The BEMA Intel data dashboard comprises three parts: an Industry Indicators dashboard that pulls data from Circana, Milling & Baking News and publicly available sources like labor and energy costs to determine the health of the industry; a quarterly BEMA member pulse survey reporting supplier companies’ outlooks; and a quarterly summary of the top data points from these two reports.
The quarterly summary is free to anyone and available on BEMA’s website. The full Industry Indicators and member pulse survey results are available to BEMA member companies. Baking companies interested in the reports can contact Kelly Allen, senior manager, events and engagement, BEMA.
Sosland pointed out the dichotomy can be found between Industry Indicators and the member pulse survey, which was fielded immediately after the US presidential election.
BEMA member companies reported that their business was positive, 88% vs. 83% in Q3 with backlog numbers remaining steady between those two quarters. Thirty-eight percent of equipment manufacturers reported an increase in bookings in Q4, up from 22% in Q3.

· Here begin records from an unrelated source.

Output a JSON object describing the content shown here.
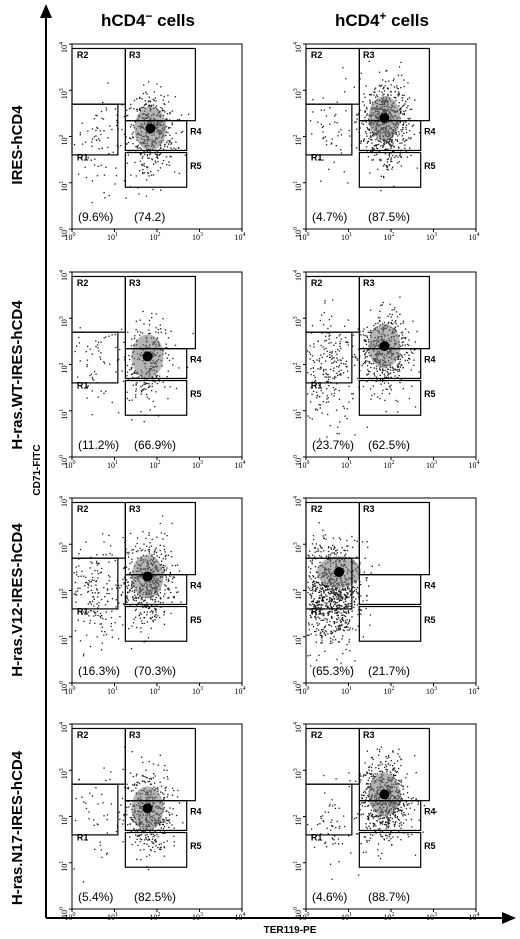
{
  "figure": {
    "columns": [
      {
        "base": "hCD4",
        "sup": "−",
        "tail": " cells"
      },
      {
        "base": "hCD4",
        "sup": "+",
        "tail": " cells"
      }
    ],
    "rows": [
      "IRES-hCD4",
      "H-ras.WT-IRES-hCD4",
      "H-ras.V12-IRES-hCD4",
      "H-ras.N17-IRES-hCD4"
    ],
    "ylabel": "CD71-FITC",
    "xlabel": "TER119-PE",
    "ticks": [
      "10",
      "10",
      "10",
      "10",
      "10"
    ],
    "tick_exponents": [
      "0",
      "1",
      "2",
      "3",
      "4"
    ],
    "gates": [
      "R1",
      "R2",
      "R3",
      "R4",
      "R5"
    ],
    "colors": {
      "axis": "#000000",
      "dots": "#1a1a1a",
      "density": "#7a7a7a"
    }
  },
  "chart_data": [
    {
      "type": "scatter",
      "row": "IRES-hCD4",
      "column": "hCD4− cells",
      "xlabel": "TER119-PE",
      "ylabel": "CD71-FITC",
      "xlim": [
        1,
        10000
      ],
      "ylim": [
        1,
        10000
      ],
      "xscale": "log",
      "yscale": "log",
      "annotations": [
        "(9.6%)",
        "(74.2)"
      ],
      "pct_left": 9.6,
      "pct_right": 74.2,
      "density_center": [
        70,
        150
      ],
      "density": "medium"
    },
    {
      "type": "scatter",
      "row": "IRES-hCD4",
      "column": "hCD4+ cells",
      "xlabel": "TER119-PE",
      "ylabel": "CD71-FITC",
      "xlim": [
        1,
        10000
      ],
      "ylim": [
        1,
        10000
      ],
      "xscale": "log",
      "yscale": "log",
      "annotations": [
        "(4.7%)",
        "(87.5%)"
      ],
      "pct_left": 4.7,
      "pct_right": 87.5,
      "density_center": [
        70,
        250
      ],
      "density": "high"
    },
    {
      "type": "scatter",
      "row": "H-ras.WT-IRES-hCD4",
      "column": "hCD4− cells",
      "xlabel": "TER119-PE",
      "ylabel": "CD71-FITC",
      "xlim": [
        1,
        10000
      ],
      "ylim": [
        1,
        10000
      ],
      "xscale": "log",
      "yscale": "log",
      "annotations": [
        "(11.2%)",
        "(66.9%)"
      ],
      "pct_left": 11.2,
      "pct_right": 66.9,
      "density_center": [
        60,
        150
      ],
      "density": "low"
    },
    {
      "type": "scatter",
      "row": "H-ras.WT-IRES-hCD4",
      "column": "hCD4+ cells",
      "xlabel": "TER119-PE",
      "ylabel": "CD71-FITC",
      "xlim": [
        1,
        10000
      ],
      "ylim": [
        1,
        10000
      ],
      "xscale": "log",
      "yscale": "log",
      "annotations": [
        "(23.7%)",
        "(62.5%)"
      ],
      "pct_left": 23.7,
      "pct_right": 62.5,
      "density_center": [
        70,
        250
      ],
      "density": "high"
    },
    {
      "type": "scatter",
      "row": "H-ras.V12-IRES-hCD4",
      "column": "hCD4− cells",
      "xlabel": "TER119-PE",
      "ylabel": "CD71-FITC",
      "xlim": [
        1,
        10000
      ],
      "ylim": [
        1,
        10000
      ],
      "xscale": "log",
      "yscale": "log",
      "annotations": [
        "(16.3%)",
        "(70.3%)"
      ],
      "pct_left": 16.3,
      "pct_right": 70.3,
      "density_center": [
        60,
        200
      ],
      "density": "high"
    },
    {
      "type": "scatter",
      "row": "H-ras.V12-IRES-hCD4",
      "column": "hCD4+ cells",
      "xlabel": "TER119-PE",
      "ylabel": "CD71-FITC",
      "xlim": [
        1,
        10000
      ],
      "ylim": [
        1,
        10000
      ],
      "xscale": "log",
      "yscale": "log",
      "annotations": [
        "(65.3%)",
        "(21.7%)"
      ],
      "pct_left": 65.3,
      "pct_right": 21.7,
      "density_center": [
        6,
        250
      ],
      "density": "very-high"
    },
    {
      "type": "scatter",
      "row": "H-ras.N17-IRES-hCD4",
      "column": "hCD4− cells",
      "xlabel": "TER119-PE",
      "ylabel": "CD71-FITC",
      "xlim": [
        1,
        10000
      ],
      "ylim": [
        1,
        10000
      ],
      "xscale": "log",
      "yscale": "log",
      "annotations": [
        "(5.4%)",
        "(82.5%)"
      ],
      "pct_left": 5.4,
      "pct_right": 82.5,
      "density_center": [
        60,
        150
      ],
      "density": "medium"
    },
    {
      "type": "scatter",
      "row": "H-ras.N17-IRES-hCD4",
      "column": "hCD4+ cells",
      "xlabel": "TER119-PE",
      "ylabel": "CD71-FITC",
      "xlim": [
        1,
        10000
      ],
      "ylim": [
        1,
        10000
      ],
      "xscale": "log",
      "yscale": "log",
      "annotations": [
        "(4.6%)",
        "(88.7%)"
      ],
      "pct_left": 4.6,
      "pct_right": 88.7,
      "density_center": [
        70,
        300
      ],
      "density": "high"
    }
  ]
}
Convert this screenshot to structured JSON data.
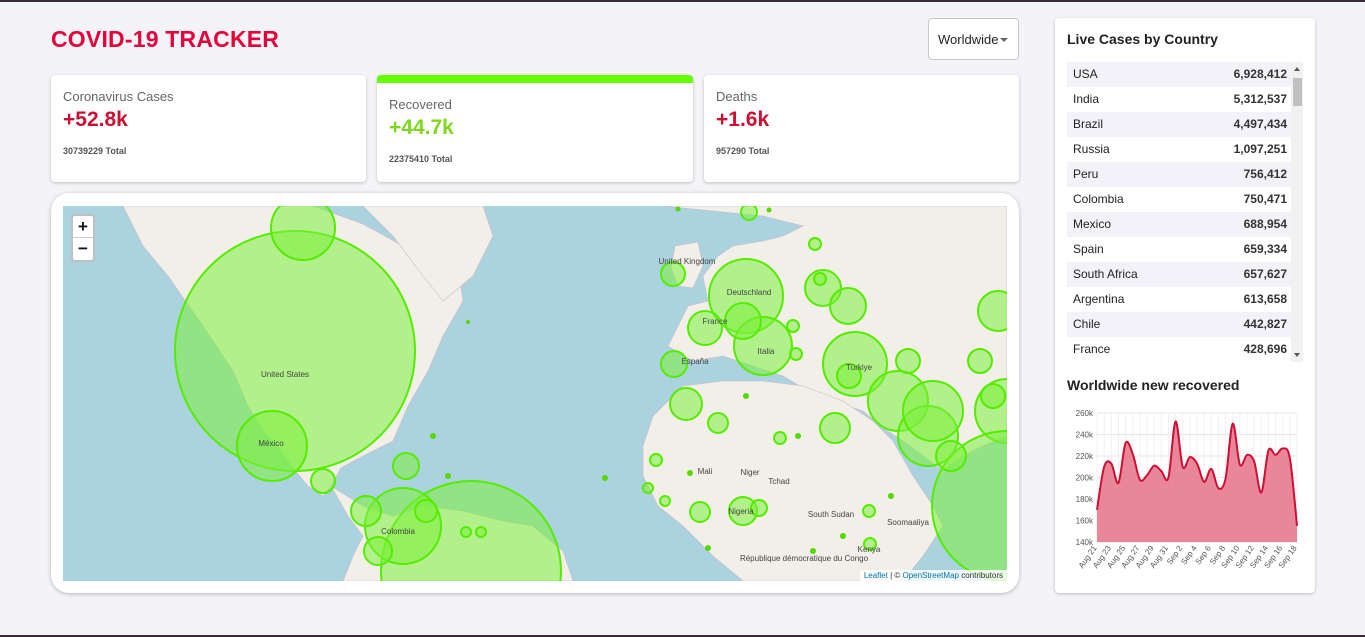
{
  "header": {
    "title": "COVID-19 TRACKER",
    "country_select": "Worldwide"
  },
  "stats": [
    {
      "label": "Coronavirus Cases",
      "value": "+52.8k",
      "total": "30739229 Total"
    },
    {
      "label": "Recovered",
      "value": "+44.7k",
      "total": "22375410 Total",
      "active": true
    },
    {
      "label": "Deaths",
      "value": "+1.6k",
      "total": "957290 Total"
    }
  ],
  "map": {
    "zoom_in": "+",
    "zoom_out": "−",
    "attribution_leaflet": "Leaflet",
    "attribution_sep": " | © ",
    "attribution_osm": "OpenStreetMap",
    "attribution_tail": " contributors",
    "labels": [
      "United States",
      "México",
      "Colombia",
      "United Kingdom",
      "Deutschland",
      "France",
      "Italia",
      "España",
      "Türkiye",
      "Mali",
      "Niger",
      "Nigeria",
      "South Sudan",
      "Kenya",
      "République démocratique du Congo",
      "Soomaaliya",
      "Tchad"
    ]
  },
  "sidebar": {
    "live_title": "Live Cases by Country",
    "chart_title": "Worldwide new recovered",
    "countries": [
      {
        "name": "USA",
        "cases": "6,928,412"
      },
      {
        "name": "India",
        "cases": "5,312,537"
      },
      {
        "name": "Brazil",
        "cases": "4,497,434"
      },
      {
        "name": "Russia",
        "cases": "1,097,251"
      },
      {
        "name": "Peru",
        "cases": "756,412"
      },
      {
        "name": "Colombia",
        "cases": "750,471"
      },
      {
        "name": "Mexico",
        "cases": "688,954"
      },
      {
        "name": "Spain",
        "cases": "659,334"
      },
      {
        "name": "South Africa",
        "cases": "657,627"
      },
      {
        "name": "Argentina",
        "cases": "613,658"
      },
      {
        "name": "Chile",
        "cases": "442,827"
      },
      {
        "name": "France",
        "cases": "428,696"
      }
    ]
  },
  "colors": {
    "accent": "#e3033a",
    "recovered": "#66ff00",
    "chart_fill": "#e8798f",
    "chart_line": "#cc1034"
  },
  "chart_data": {
    "type": "area",
    "x": [
      "Aug 21",
      "Aug 22",
      "Aug 23",
      "Aug 24",
      "Aug 25",
      "Aug 26",
      "Aug 27",
      "Aug 28",
      "Aug 29",
      "Aug 30",
      "Aug 31",
      "Sep 1",
      "Sep 2",
      "Sep 3",
      "Sep 4",
      "Sep 5",
      "Sep 6",
      "Sep 7",
      "Sep 8",
      "Sep 9",
      "Sep 10",
      "Sep 11",
      "Sep 12",
      "Sep 13",
      "Sep 14",
      "Sep 15",
      "Sep 16",
      "Sep 17",
      "Sep 18"
    ],
    "tick_labels": [
      "Aug 21",
      "Aug 23",
      "Aug 25",
      "Aug 27",
      "Aug 29",
      "Aug 31",
      "Sep 2",
      "Sep 4",
      "Sep 6",
      "Sep 8",
      "Sep 10",
      "Sep 12",
      "Sep 14",
      "Sep 16",
      "Sep 18"
    ],
    "values": [
      170000,
      210000,
      213000,
      195000,
      232000,
      222000,
      198000,
      202000,
      211000,
      206000,
      200000,
      252000,
      210000,
      219000,
      213000,
      196000,
      208000,
      190000,
      199000,
      250000,
      212000,
      221000,
      215000,
      186000,
      225000,
      221000,
      227000,
      218000,
      155000
    ],
    "ylim": [
      140000,
      260000
    ],
    "y_ticks": [
      "140k",
      "160k",
      "180k",
      "200k",
      "220k",
      "240k",
      "260k"
    ],
    "grid": true
  }
}
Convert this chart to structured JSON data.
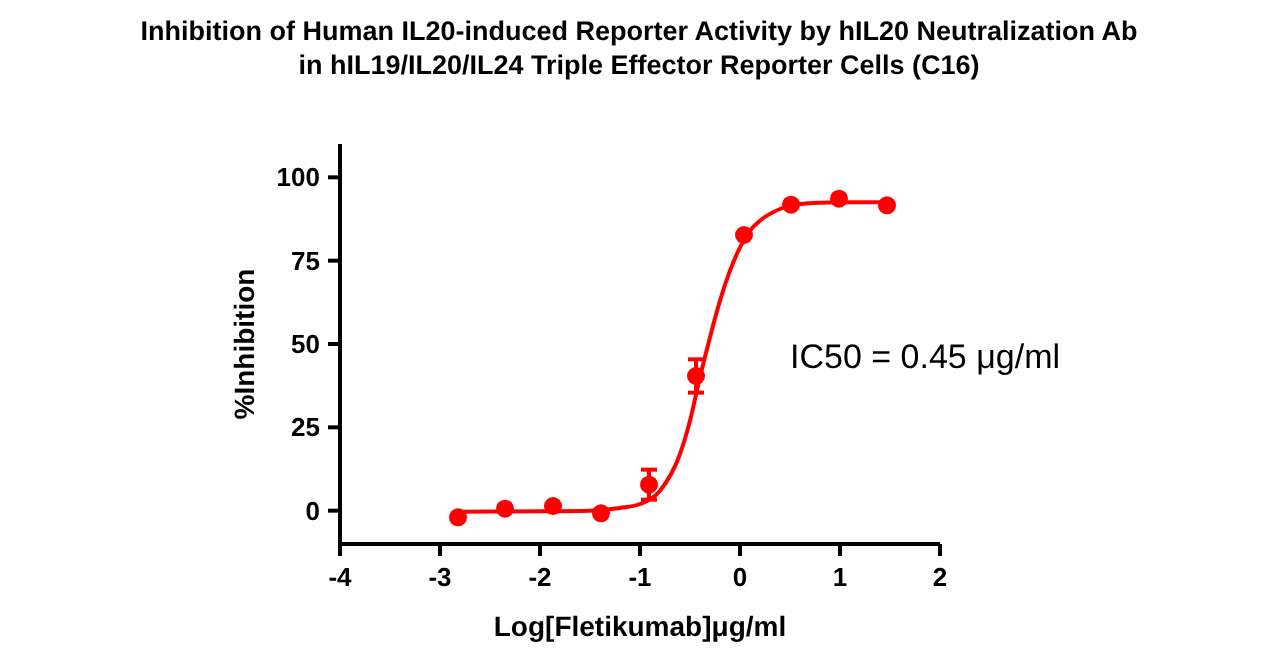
{
  "chart_data": {
    "type": "scatter",
    "title": "Inhibition of Human IL20-induced Reporter Activity  by hIL20 Neutralization Ab\nin hIL19/IL20/IL24 Triple Effector Reporter Cells (C16)",
    "xlabel": "Log[Fletikumab]μg/ml",
    "ylabel": "%Inhibition",
    "xlim": [
      -4,
      2
    ],
    "xticks": [
      -4,
      -3,
      -2,
      -1,
      0,
      1,
      2
    ],
    "ylim": [
      -10,
      110
    ],
    "yticks": [
      0,
      25,
      50,
      75,
      100
    ],
    "grid": false,
    "marker": "circle",
    "annotations": [
      "IC50 = 0.45 μg/ml"
    ],
    "series": [
      {
        "color": "#ff0000",
        "x": [
          -2.82,
          -2.35,
          -1.87,
          -1.39,
          -0.91,
          -0.44,
          0.04,
          0.51,
          0.99,
          1.47
        ],
        "values": [
          -2,
          0.6,
          1.4,
          -0.8,
          7.8,
          40.4,
          82.7,
          91.8,
          93.6,
          91.6
        ],
        "errors": [
          null,
          null,
          null,
          null,
          4.5,
          5,
          null,
          null,
          null,
          null
        ]
      },
      {
        "type": "line",
        "color": "#ff0000",
        "marker": "none",
        "x": [
          -2.82,
          -2.0,
          -1.5,
          -1.2,
          -1.0,
          -0.8,
          -0.6,
          -0.5,
          -0.4,
          -0.3,
          -0.2,
          -0.1,
          0,
          0.1,
          0.2,
          0.4,
          0.6,
          0.8,
          1.0,
          1.47
        ],
        "values": [
          -0.3,
          -0.2,
          0,
          0.8,
          2,
          6,
          17,
          27,
          40,
          52,
          63,
          72,
          79,
          84,
          87,
          90.5,
          92,
          92.4,
          92.5,
          92.5
        ]
      }
    ]
  }
}
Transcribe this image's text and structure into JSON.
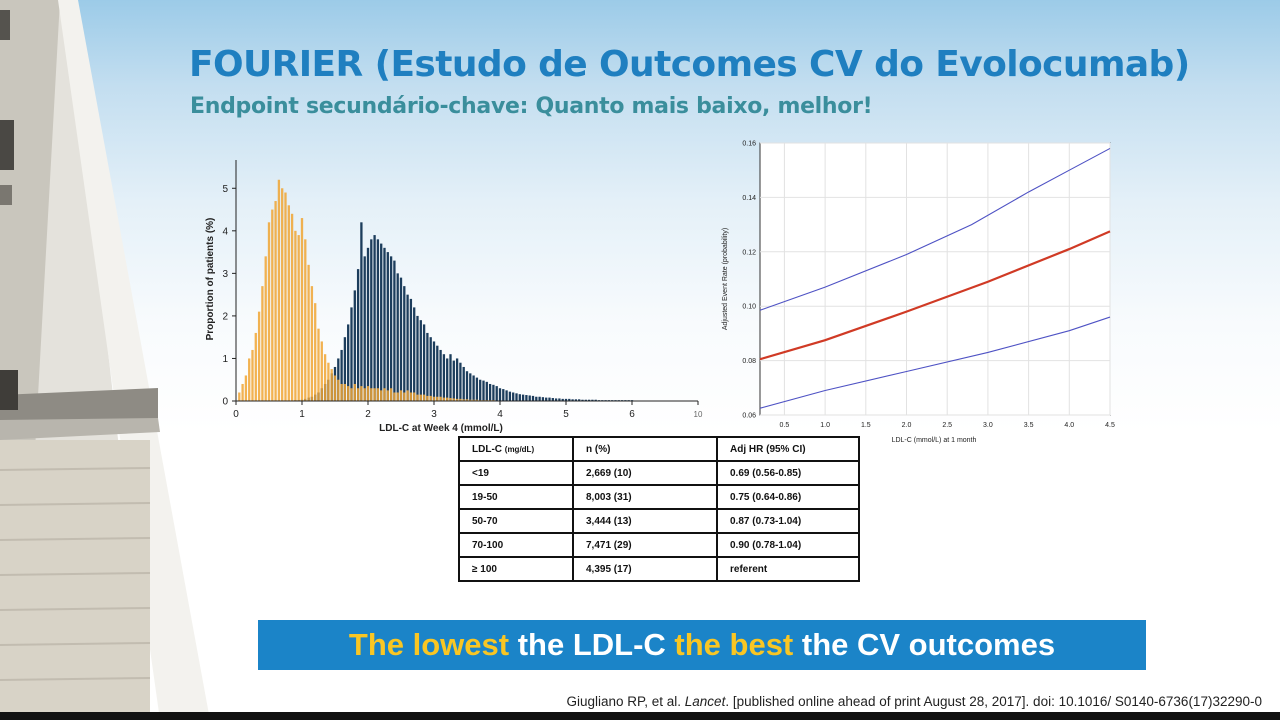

This upbeat view stands in contrast with Circana data for Q4 and much of 2024 revealing the bakery product sales, particularly in the commercial aisle, are soft.
Most categories experienced dollar and unit sales that were flat or down. Those categories include bread, buns and rolls, pastries, brownies, cakes, snack cakes, crackers and salted bakery snacks. The only categories that stood out with growing sales were donuts in both commercial and in-store bakery, brownies in the in-store bakery, and a rise in dollar sales for cookies in the commercial aisle.
Ingredient prices also remain high, particularly for those ingredients critical to sweet goods. The devil’s food cake and cake donut ingredient indices were up 35.4% and 9.6%, respectively.
Consistent with these challenges, Sosland pointed out that grain-based foods’ stock prices were also down 11.5% vs. a year ago while the S&P 500 was up 25.2% during the same period.
“When there is soft volume on a low-margin business, a little bit of increase in the topline makes a huge difference positively and a little bit of a decrease in the topline is a challenge, and that’s what we’re seeing,” he explained.
Sosland noted, however, that difficulties the baking companies are facing have not caught up to equipment suppliers, yet. The 2025 Baking & Snack Capital Spending Study, conducted by Cypress Research and sponsored by BEMA, revealed capital investment holding steady for 2025, a sentiment that could be impacting BEMA members.
“Commercial bakeries have realized that if they are going to compete, they have to invest,” Sosland said. “Right now, we only have a few years of BEMA Intel statistics. Eventually, though, we will have enough data to see whether or not the health of the baking industry correlates over time with the health of bakery equipment suppliers.”
Bakers’ appetites for investment were strong at Pack Expo’s trade show last November, said Craig Souser, president of JLS Automation and member of the BEMA board of directors, and it’s what he sees reflected in the Q4 BEMA Intel results.
“Pack Expo straddled the election, and we would hear people say that if Trump won, they would buy equipment,” Souser explained. “We had the biggest booth we had ever had, and we were very busy with customers talking about real projects. We came out of that show with not just hope, but a high level of confidence that these projects would happen, and I think you see that in these Q4 surveys: Hope turned into confidence.”
The member pulse survey does reflect where equipment manufacturers’ concerns stood after President Trump’s election. Trade uncertainties were a top concern for the next 6 to 12 months, with 49% reporting this as a business challenge in Q4, compared to 33% in Q3 and 23% in Q2. This is unsurprising given that tariffs were a common theme of President Trump’s candidacy.
Only 28% of equipment manufacturers reported raw material costs as a major concern, which is down from its high of 91% in Q2 of 2022, the height of supply chain issues. Attracting and retaining quality workforce was still the No. 2 concern, but it was also down from Q3 2024 numbers.
“The labor market is better for an employer than it was two to three years ago,” Souser said. “But we also weren’t talking about trade uncertainties two years ago.”
As the industry watches trade uncertainties play out in the headlines, Souser said he’s still optimistic even with the realities trade uncertainties bring.
“We’re amazingly resilient as a country and an industry,” he said. “We’ll find ways to deal with trade issues just like we did with COVID-19 and the supply chain issues that followed. I’m still bullish on America.”